Laparoscopic Stoma Creation

A laparoscopic approach was used. Three trocars were placed. The sigmoid colon was identified and the proposed stoma segment was selected. The colon was divided with a laparoscopic GIA stapler. The trephine was created at the stoma site and the proximal end of the colon was delivered laparoscopically and matured as described.

Charting Tips
  • Document stoma viability at the time of creation — pink color, viable mucosa, and absence of tension are the key criteria.
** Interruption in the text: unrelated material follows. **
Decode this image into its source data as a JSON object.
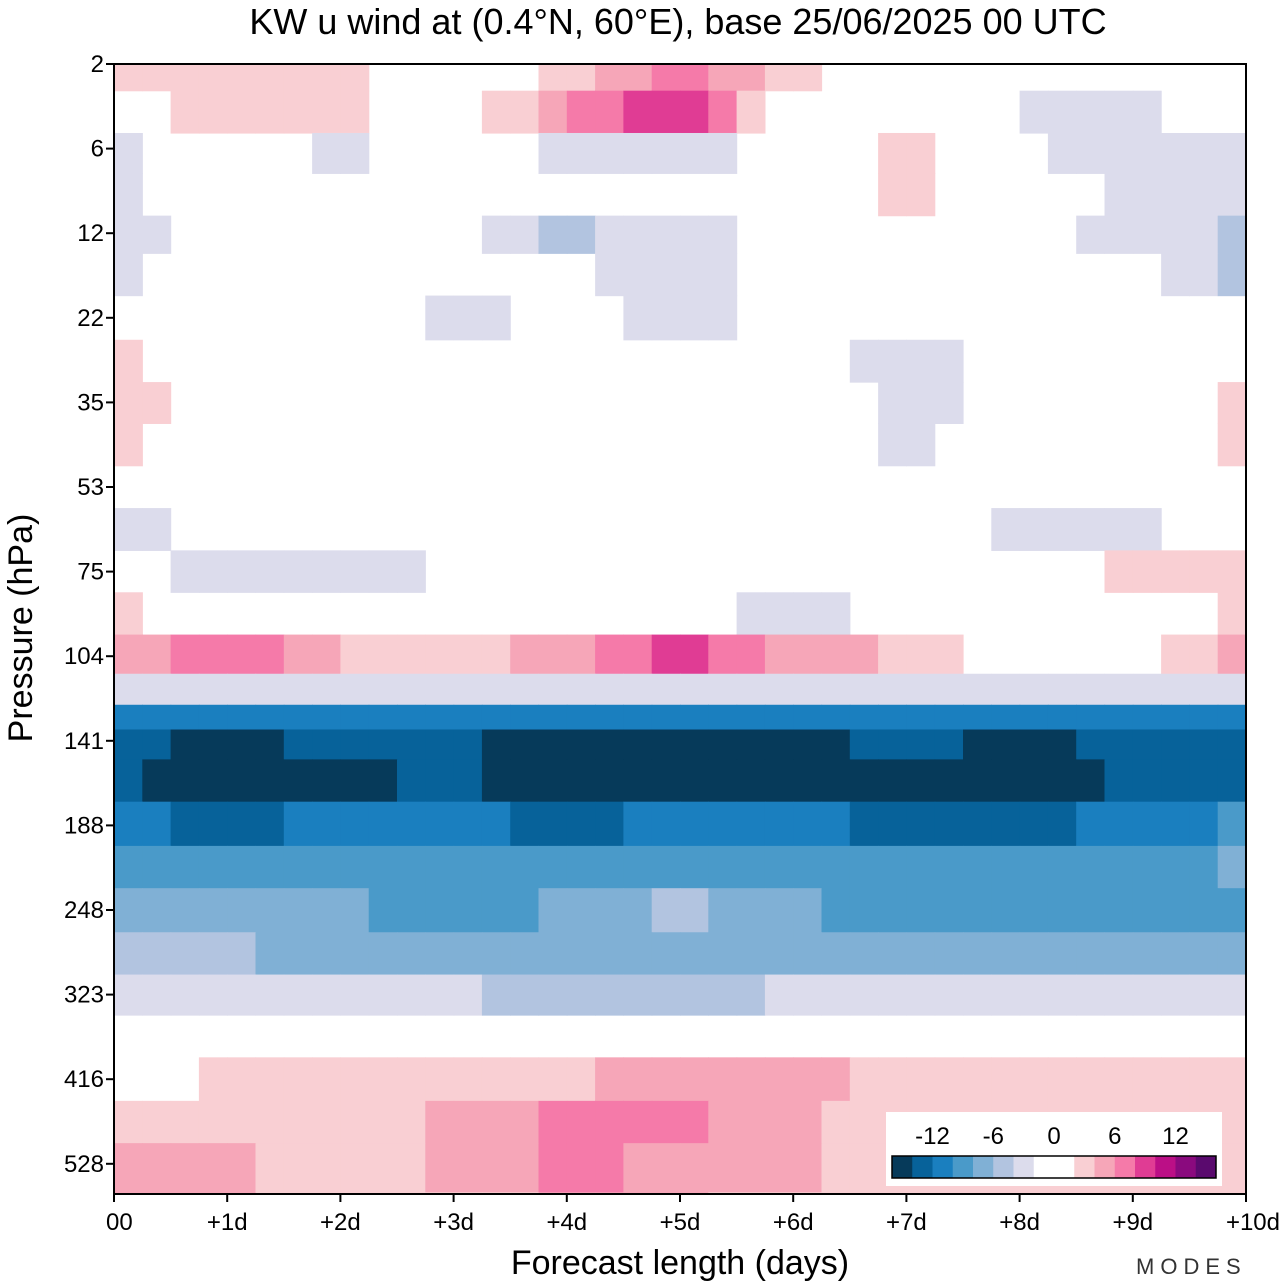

A dusky stoma requiring revision is a common postoperative complication and documentation of initial viability establishes the baseline.
  • Document that the mesentery was inspected for twist — a rotated stoma can cause ischemia within hours and this inspection step must be in the note.
  • Confirm and document that the trephine opening admitted two fingerbreadths — too tight causes stenosis and ischemia; too large causes prolapse. Two fingerbreadths is the standard calibration.
Billing Tips
  • Bill 44320 for open colostomy creation (19.41 wRVU, 90-day global). Use when a loop or end colostomy is created as the primary or sole procedure.
  • Bill 44188 for laparoscopic colostomy creation (18.87 wRVU, 90-day global). Document laparoscopic technique and any conversion to open.
  • When colostomy is part of a larger resection (e.g., Hartmann's 44143, APR 45110), the stoma creation is bundled. Do not bill 44320 separately. Only bill 44320 when the colostomy is the primary procedure.
  • 90-day global period: stoma appliance fitting, pouch changes, and routine nursing/ostomy visits are bundled into the global fee. Stoma revision requiring a return to the OR uses modifier -78.
  • Document loop vs. end colostomy, bowel segment used (sigmoid, transverse, descending), maturation technique, and stomal viability at end of case. These are required for complete procedure documentation and stoma care handoff.